Том 9. Критика и публицистика 1868-1883 (Салтыков-Щедрин) - страница 135

Совершив тяжелый подвиг объяснения с женою, я пошел в кабинет, чтобы совершить процесс самообыскания над собою. Я заглянул в свои книжные шкапы, в ящики письменного стола, в диванные ящики, в особые сундуки, назначенные исключительно для бумаг, — везде были груды, так что, если бы собрать все вместе, образовался бы, наверное, большой воз.

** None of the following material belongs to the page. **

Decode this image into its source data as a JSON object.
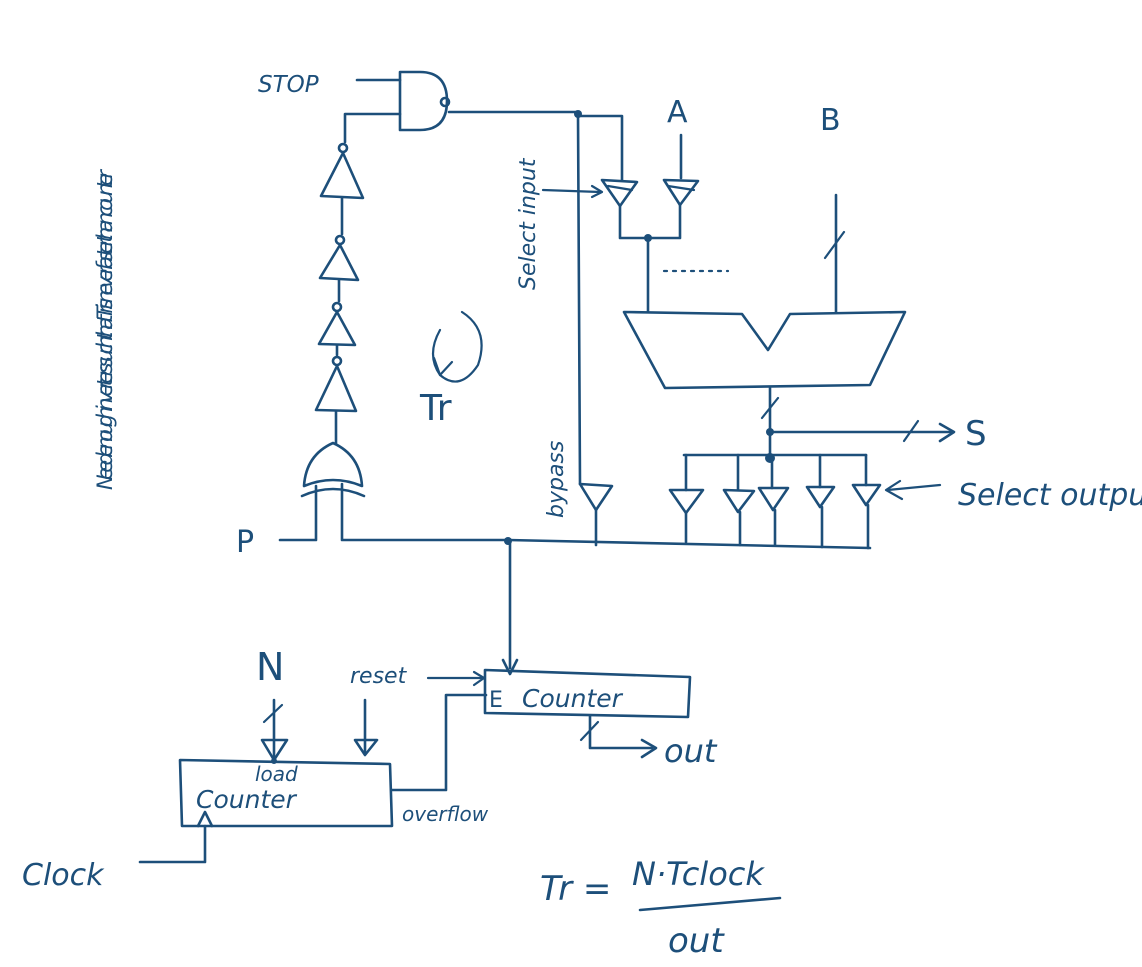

Для основательного разбора этих бумаг несколько человек должны бы были убить, по крайней мере, месяц времени. Бумажный этот хлам копился у меня в течение более десяти лет. В нем было все — и целые статьи разных сочинителей, предназначавшиеся к печати и оказавшиеся неудобными для печатания, и бесчисленные черновые листы напечатанных сочинений, разбитые по страницам и перемешанные вместе из нескольких десятков сочинений, и разные счеты, и бесчисленное множество писем, писанных в течение десяти лет на имя разных редакций — все это в течение более десяти лет никогда не разбиралось; при переездах с квартиры на квартиру, на дачи и с дачи складывалось охапками в простыни и из простынь таким же образом перекладывалось снова куда попало. Можно представить себе, какой хаос господствовал в этом хламе! Что было с ним делать? Сжечь? Но как сжечь без разбору? Среди хлама могли заваляться бумаги забытые и ненужные, но которые потом, по востребованию, могут оказаться весьма нужными. Разбирать все это? Но разбирать нужно самому и тщательно, а для этого пришлось бы просидеть за ними месяца три. Наконец, если бы на все махнуть рукой, решиться сжечь все без разбора и начать жечь, то таким аутодафе>* можно поставить на ноги всю прислугу, возбудить подозрение, что жжешь нечто преступное. И кто поручится, что̀ может из этого выйти? Я, перекрестясь, решился на волю божию оставить хлам, как он был. Но мне хотелось полюбопытствовать хотя немножко, что̀ в нем есть, и, так сказать, предвосхитить впечатление того, кому пришлось бы разбирать его. Я подошел к одной маленькой куче, лежавшей внизу книжного шкапа, вынул несколько ненапечатанных старых сочинений, пук всевозможного винегрета из разных отрывочных листов, счетов, писем; перекинул в последнем несколько листов, счетов, писем и вдруг, о ужас, нахожу следующую записку:

«Приходите сегодня в квартиру ул. д. № в 9 часов вечера, здесь соберется тесный кружок людей, посвященных в тайну, для совета по известному вам делу.

Вас ждут

Известные вам».>*

На записке не было никакой даты. Бумага и чернила сохранились так, как будто писаны были назад тому не более одного, двух месяцев. Прочитав эту записку, я обомлел от ужаса. Рука незнакомая. Когда и кем могла быть писана подобная записка? Я начал припоминать, думал, думал, но напрасно ломал голову; ничего не мог придумать. Боже! уж не подброшена ли мне кем-нибудь из любопытных консерваторов такая записка… Меня обдало холодом при этой мысли. Однако ж, поразмыслив немножко, я признал всю невероятность, нелепость подобного предположения. В это время, все продолжая раздумывать о записке, я машинально протянул руку к следующей бумаге, лежавшей в кучке под запискою, и на вынутом мною листе прочел список лиц. Тогда для меня все объяснилось. Этот список заключал в себе имена лиц, намеревавшихся издавать газету на паях назад тому десять лет. Предприятие это не осуществилось.